Former UK political heavyweights have warned against non-intervention
Pressure mounts on UK’s May to join military action in Syria
Senior figures in British politics have called for UK Prime Minister Theresa May to take military action against the Syrian regime following an alleged chemical weapons attack near Damascus.
The attack on Saturday against rebels in the city of Douma, which lies just outside the Syrian capital, killed 48 people and left hundreds injured.
Pressure is mounting on the British Prime Minister to support President Donald Trump, who on Monday promised “forceful action” would be taken by the US against the Assad regime.
Former prime minister Tony Blair, who led Britain into war in Iraq in 2003, warned on Tuesday of further chemical weapons attacks if the Syrian government’s actions were to go “unchecked”.
“If the US are taking action, we should be prepared to be alongside them,” Mr Blair told BBC radio.

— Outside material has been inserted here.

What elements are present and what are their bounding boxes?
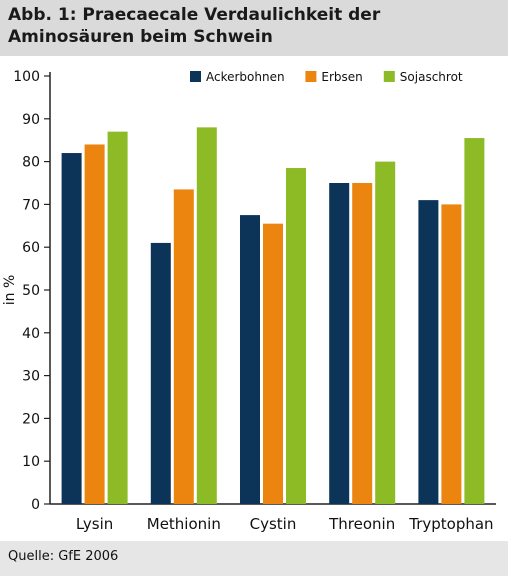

He added: “It is important to realise if we allow it to go unchecked and unanswered then obviously the Assad regime and their outside backers in Russia and Iran will feel emboldened to do more. I think it is important that we react.”
When asked whether Mrs May would have to seek parliamentary approval for air action in Syria, the former Labour leader said: “I don’t think strictly it’s necessary.”
Former Conservative foreign secretary William Hague argued in a comment piece in the Telegraph published on Tuesday that not intervening would carry a “terrible price”.
“The United States should take swift military action, more extensively than last year when similar crimes took place, against the military regimes of the Assad regime,” Mr Hague recommended. “The UK and France should join in if they can.”
Speaking during a visit to Sweden on Monday night, Mrs May condemned the “barbaric attack” and said those who were responsible should be held to account.
“We … are working urgently with our allies to assess what has happened,” she said. “But, we are also working with our allies on any action that is necessary.”
Mark Wallace, editor of Conservative Party-supporting blog Conservative Home, argued on Tuesday that the UK parliament’s decision not to take military action in 2013 had resulted in the latest chemical attack.
In a column for the i paper, Mr Wallace described the slaughter in Douma as “the latest grim fruit of appeasement”.